De plus, la connaissance scientifique a énormément progressé, allant des résultats du deuxième rapport d’évaluation du GIEC au prochain quatrième rapport d’évaluation et une myriade d’études nationales et régionales sur les différentes facettes des changements climatiques et de ses impacts. Toutefois, les représentants des PEID ont pu voir certains de leurs soupçons confirmés, lorsque Nicholas Stern a confirmé que les modèles globaux actuels n’abordaient pas convenablement la question des PEID.

N’OUBLIEZ PAS LES ÉLÉPHANTS… NOUS SOMMES ENCORE EN AFRIQUE

Selon une personne pleine d’esprit, lors de la réunion, un couple d’éléphants s’est échappé des parcs nationaux du Kenya et a été retrouvé dans les salles de négociation de Nairobi, bien que la plupart des délégués aient fait leur possible pour les ignorer. Ces “éléphants dans la salle” étaient les futurs engagements des États-Unis et des principaux pays en développement. À ce stade, plusieurs négociateurs semblent attendre une éventuelle nouvelle administration des États-Unis en 2009 avant de rechercher des “progrès” sur la question. Concernant la participation des principaux pays en développement, les avis étaient largement partagés, allant de ceux qui qualifient le comportement de ces pays de “criminellement irresponsables” à d’autres qui sont également convaincus que les changements climatiques sont un problème créé seulement par les pays industrialisés, et qu’ils devraient prendre la tête pour résoudre le problème.

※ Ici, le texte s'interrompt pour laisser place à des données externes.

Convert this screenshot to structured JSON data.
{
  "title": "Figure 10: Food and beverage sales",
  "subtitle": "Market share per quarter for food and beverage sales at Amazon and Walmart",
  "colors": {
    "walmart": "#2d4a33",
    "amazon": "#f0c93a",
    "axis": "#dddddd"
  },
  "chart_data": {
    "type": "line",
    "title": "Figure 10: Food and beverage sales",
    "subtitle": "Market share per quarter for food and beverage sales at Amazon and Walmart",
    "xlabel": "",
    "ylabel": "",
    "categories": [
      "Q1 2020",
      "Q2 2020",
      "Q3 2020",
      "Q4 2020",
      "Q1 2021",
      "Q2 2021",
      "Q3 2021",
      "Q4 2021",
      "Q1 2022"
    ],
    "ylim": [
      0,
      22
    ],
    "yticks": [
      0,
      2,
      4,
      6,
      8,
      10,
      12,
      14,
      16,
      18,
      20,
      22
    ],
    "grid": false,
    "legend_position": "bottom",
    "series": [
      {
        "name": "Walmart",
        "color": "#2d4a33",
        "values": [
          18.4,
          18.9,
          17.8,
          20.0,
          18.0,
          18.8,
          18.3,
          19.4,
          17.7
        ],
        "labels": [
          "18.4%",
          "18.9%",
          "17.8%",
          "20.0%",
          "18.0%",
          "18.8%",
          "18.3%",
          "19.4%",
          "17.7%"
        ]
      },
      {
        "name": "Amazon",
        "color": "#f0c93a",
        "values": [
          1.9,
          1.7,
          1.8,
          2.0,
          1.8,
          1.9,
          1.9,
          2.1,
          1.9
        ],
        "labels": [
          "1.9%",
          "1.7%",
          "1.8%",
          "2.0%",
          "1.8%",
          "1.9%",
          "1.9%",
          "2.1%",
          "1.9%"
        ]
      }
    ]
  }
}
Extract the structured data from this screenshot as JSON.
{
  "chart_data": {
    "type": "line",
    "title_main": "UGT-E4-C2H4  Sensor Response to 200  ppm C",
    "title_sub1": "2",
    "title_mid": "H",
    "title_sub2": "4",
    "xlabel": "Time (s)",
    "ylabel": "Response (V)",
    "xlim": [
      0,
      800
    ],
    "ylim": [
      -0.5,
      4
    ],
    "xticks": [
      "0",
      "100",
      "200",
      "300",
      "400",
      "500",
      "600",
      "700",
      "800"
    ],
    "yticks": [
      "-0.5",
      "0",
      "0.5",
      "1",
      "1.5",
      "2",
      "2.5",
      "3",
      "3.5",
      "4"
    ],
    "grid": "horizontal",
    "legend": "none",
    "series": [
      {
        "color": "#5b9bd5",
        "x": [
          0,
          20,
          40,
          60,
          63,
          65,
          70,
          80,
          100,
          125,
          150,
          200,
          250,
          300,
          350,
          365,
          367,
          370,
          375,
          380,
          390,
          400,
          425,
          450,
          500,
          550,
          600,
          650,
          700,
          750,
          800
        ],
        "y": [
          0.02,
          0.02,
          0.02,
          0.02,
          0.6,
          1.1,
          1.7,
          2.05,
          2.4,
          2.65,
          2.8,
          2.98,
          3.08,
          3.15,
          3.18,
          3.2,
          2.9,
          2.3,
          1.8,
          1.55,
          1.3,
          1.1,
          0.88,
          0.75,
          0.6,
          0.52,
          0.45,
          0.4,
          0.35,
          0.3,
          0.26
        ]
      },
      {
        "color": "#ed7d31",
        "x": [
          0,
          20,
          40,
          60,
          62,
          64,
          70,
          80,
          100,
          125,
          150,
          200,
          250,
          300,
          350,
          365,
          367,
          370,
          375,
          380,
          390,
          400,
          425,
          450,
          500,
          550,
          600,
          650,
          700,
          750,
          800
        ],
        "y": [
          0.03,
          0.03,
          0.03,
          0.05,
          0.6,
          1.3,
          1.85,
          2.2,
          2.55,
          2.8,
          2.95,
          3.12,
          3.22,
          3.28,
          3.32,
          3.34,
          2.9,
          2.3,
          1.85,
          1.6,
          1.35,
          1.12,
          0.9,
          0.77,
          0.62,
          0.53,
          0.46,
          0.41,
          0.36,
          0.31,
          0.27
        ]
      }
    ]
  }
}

Les conditions pour la participation des États-Unis semblent changer rapidement. Une source bien informée du monde de l’industrie a émis des réserves concernant la volonté des compagnies américaines de saisir les opportunités liées au climat. Les conditions pour la participation des principaux pays en développement ne sont pas encore réunies. Selon la plupart des observateurs, deux problèmes fondamentaux doivent d’abord être résolus: les émissions historiques et une distribution juste ou acceptable des émissions. Ce que “juste” signifie dépendra, en fin de compte, de l’accord politique. De toute façon, le consensus à ce stade semble être qu’aucun engagement ne sera possible avant que les pays industrialisés ne démontrent qu’ils sont sérieux au sujet du traitement des changements climatiques dans le contexte des responsabilités communes néanmoins différenciées. Regardant les tendances récentes en matière d’émissions, certains délégués de pays en développement indiquent qu’ils ont des raisons de rester sceptiques.

GAGNER LA COURSE?

Lorsque les délégués ont quitté Nairobi pour rentrer chez eux ou pour profiter de quelques jours de safari, seuls les plus braves d’entre les braves étaient disposés à spéculer pour savoir à quoi pourrait ressembler un futur régime climatique pour la période post-2012. “Il est trop tôt pour se prononcer, ” a conclu plus d’un observateur, notant qu’aucun résultat majeur ne pouvait être attendu au sujet des questions post-2012 pour le moment.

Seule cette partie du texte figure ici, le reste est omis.